2020-09-24, 13:34	#47
RMLabrador "Roman V. Makarchuk" Aug 2020 Ukraine 100010₂ Posts	)) There is no problem! Please, read my post above, this IS the proof about Fermat and Lucas probable prime do not inteecept or not? Its important, as far as I'm too do not understead, that I'm write understadeble))) You stated that Fermat and Lucas test are PRP, so all their combination are PRP too. Thats right if use modulo form only, and have no care about existance of factor in this polynomial.
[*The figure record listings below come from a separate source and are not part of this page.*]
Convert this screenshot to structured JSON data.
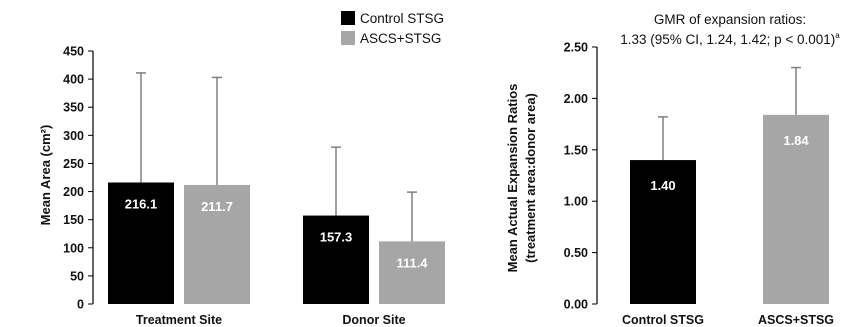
{
  "colors": {
    "control": "#000000",
    "ascs": "#a6a6a6",
    "error": "#808080",
    "axis": "#000000"
  },
  "legend": [
    {
      "label": "Control STSG",
      "color": "#000000"
    },
    {
      "label": "ASCS+STSG",
      "color": "#a6a6a6"
    }
  ],
  "chart_data": [
    {
      "type": "bar",
      "ylabel": "Mean Area (cm²)",
      "xlabel": "",
      "ylim": [
        0,
        450
      ],
      "yticks": [
        "0",
        "50",
        "100",
        "150",
        "200",
        "250",
        "300",
        "350",
        "400",
        "450"
      ],
      "categories": [
        "Treatment Site",
        "Donor Site"
      ],
      "series": [
        {
          "name": "Control STSG",
          "values": [
            216.1,
            157.3
          ],
          "labels": [
            "216.1",
            "157.3"
          ],
          "error_upper": [
            411,
            279
          ]
        },
        {
          "name": "ASCS+STSG",
          "values": [
            211.7,
            111.4
          ],
          "labels": [
            "211.7",
            "111.4"
          ],
          "error_upper": [
            403,
            199
          ]
        }
      ],
      "grid": false,
      "legend_position": "top"
    },
    {
      "type": "bar",
      "ylabel_line1": "Mean Actual Expansion Ratios",
      "ylabel_line2": "(treatment area:donor area)",
      "xlabel": "",
      "ylim": [
        0,
        2.5
      ],
      "yticks": [
        "0.00",
        "0.50",
        "1.00",
        "1.50",
        "2.00",
        "2.50"
      ],
      "categories": [
        "Control STSG",
        "ASCS+STSG"
      ],
      "values": [
        1.4,
        1.84
      ],
      "labels": [
        "1.40",
        "1.84"
      ],
      "error_upper": [
        1.82,
        2.3
      ],
      "annotation_line1": "GMR of expansion ratios:",
      "annotation_line2": "1.33 (95% CI, 1.24, 1.42; p < 0.001)",
      "annotation_superscript": "a",
      "grid": false
    }
  ]
}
Factor inevery their coefficient lead as to symmetry, the ones is key to proof that even in modulo form the correct, non-prp test can be built. I need somehow post on arxive.org, can i do this without invitation?

2020-09-24, 14:47	#52
RMLabrador "Roman V. Makarchuk" Aug 2020 Ukraine 2×17 Posts	Fibonacci vs Lucas))) Stupid me - 100%. I'n even correct the post, in the post, were link with hyperbolae, started as Fibonacci. Please, exuse me.

2020-09-24, 19:33	#53
CRGreathouse Aug 2006 3×1,987 Posts	Grantham has an explicit finite set he conjectures to contain a number which is both a Carmichael number and a Lucas pseudoprime, see A018188.